= Jean Pierre Capron =

French painter (1921–1997)

Jean-Pierre Rene Capron (August 4, 1921 – July 2, 1997) was a French painter known for creating muted landscapes with a haunting, lonely feeling, yet with a hint of life in the midst of the emptiness.

==Biography==
===Early life and education===
Jean Pierre Capron was born in Cannes, France, August 4, 1921. He studied architecture in Lausanne, Switzerland, then moved to Paris in 1945 where he enrolled at the École des Beaux Arts in the studio of Eugène Narbonne and formed a friendship with Bernard Buffet.

===Career===
Capron exhibited for the first time at the Salon d'Automne in 1949 and participated in several important salons and group shows in France and abroad.

In 1950, he had his first exhibition in Paris in Maurice Garnier, Visconti Gallery. In 1952, he won two major national awards in France, which led to a series of regular exhibitions in Paris galleries. (Gallery Drouant-David, then Drouant Gallery).
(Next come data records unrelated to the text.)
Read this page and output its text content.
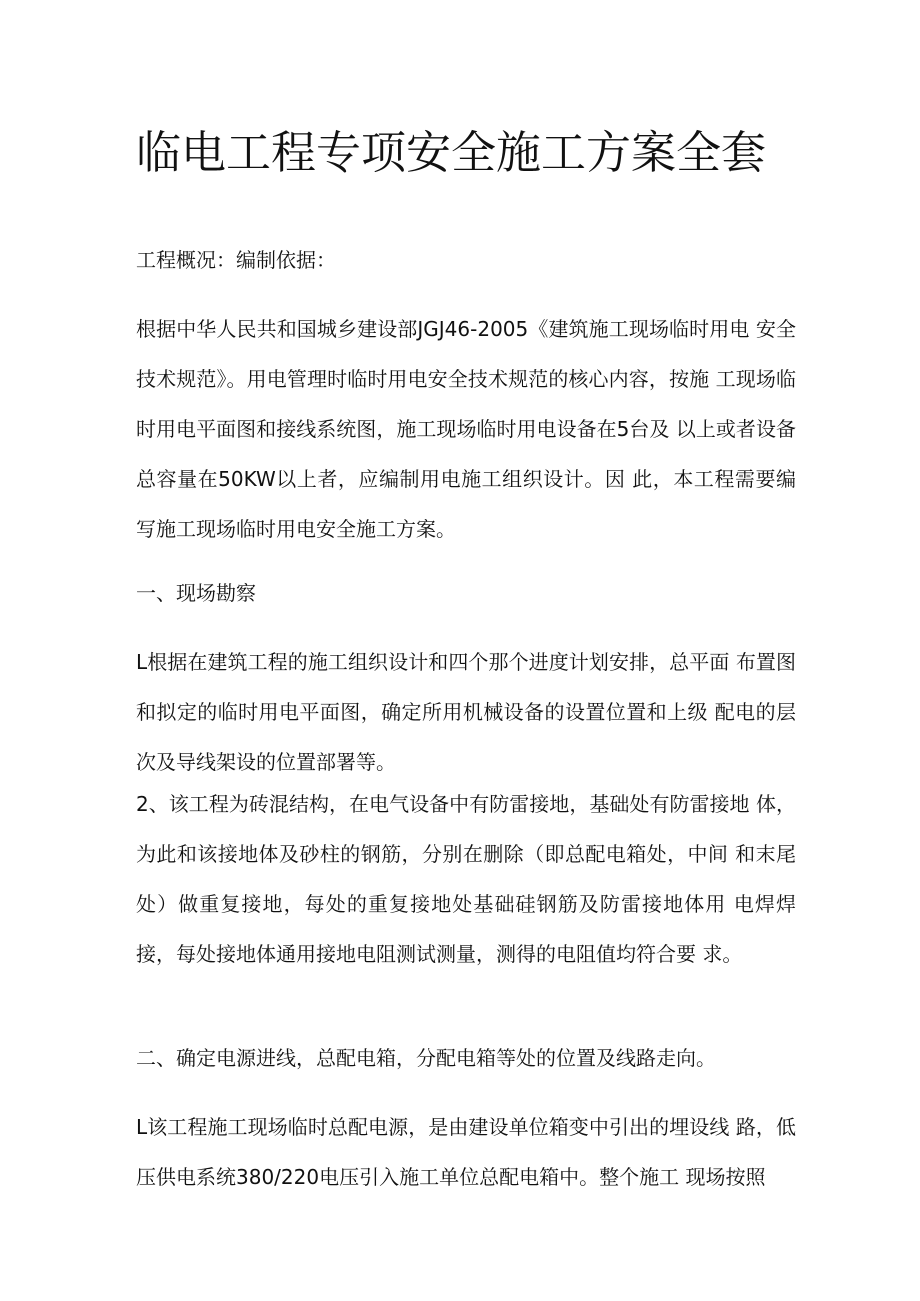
临电工程专项安全施工方案全套

工程概况：编制依据：

根据中华人民共和国城乡建设部JGJ46-2005《建筑施工现场临时用电 安全技术规范》。用电管理时临时用电安全技术规范的核心内容，按施 工现场临时用电平面图和接线系统图，施工现场临时用电设备在5台及 以上或者设备总容量在50KW以上者，应编制用电施工组织设计。因 此，本工程需要编写施工现场临时用电安全施工方案。

一、现场勘察

L根据在建筑工程的施工组织设计和四个那个进度计划安排，总平面 布置图和拟定的临时用电平面图，确定所用机械设备的设置位置和上级 配电的层次及导线架设的位置部署等。

2、该工程为砖混结构，在电气设备中有防雷接地，基础处有防雷接地 体，为此和该接地体及砂柱的钢筋，分别在删除（即总配电箱处，中间 和末尾处）做重复接地，每处的重复接地处基础硅钢筋及防雷接地体用 电焊焊接，每处接地体通用接地电阻测试测量，测得的电阻值均符合要 求。

二、确定电源进线，总配电箱，分配电箱等处的位置及线路走向。

L该工程施工现场临时总配电源，是由建设单位箱变中引出的埋设线 路，低压供电系统380/220电压引入施工单位总配电箱中。整个施工 现场按照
In 1961, he had his first exhibition in the United States at the Pomeroy Gallery in San Francisco. He also had a major 1965 exhibit in Chicago and a 1966 exhibit in New York City at the Frank Partridge Gallery.

Today his works are found evenly distributed in the United States, France and Japan.

===Death and legacy===
Capron died in 1997, leaving a substantial number of landscape paintings and several portraits. His work is in the permanent collections of the Musee d'Art Moderne, the Musee de la Ville de Paris, and the Musee de Poitiers.

==Awards and honors==
Capron received the Prix Conte-Carriere in 1951. He was a member of the jury of the Salon de la Jeune Peinture from 1951 to 1968.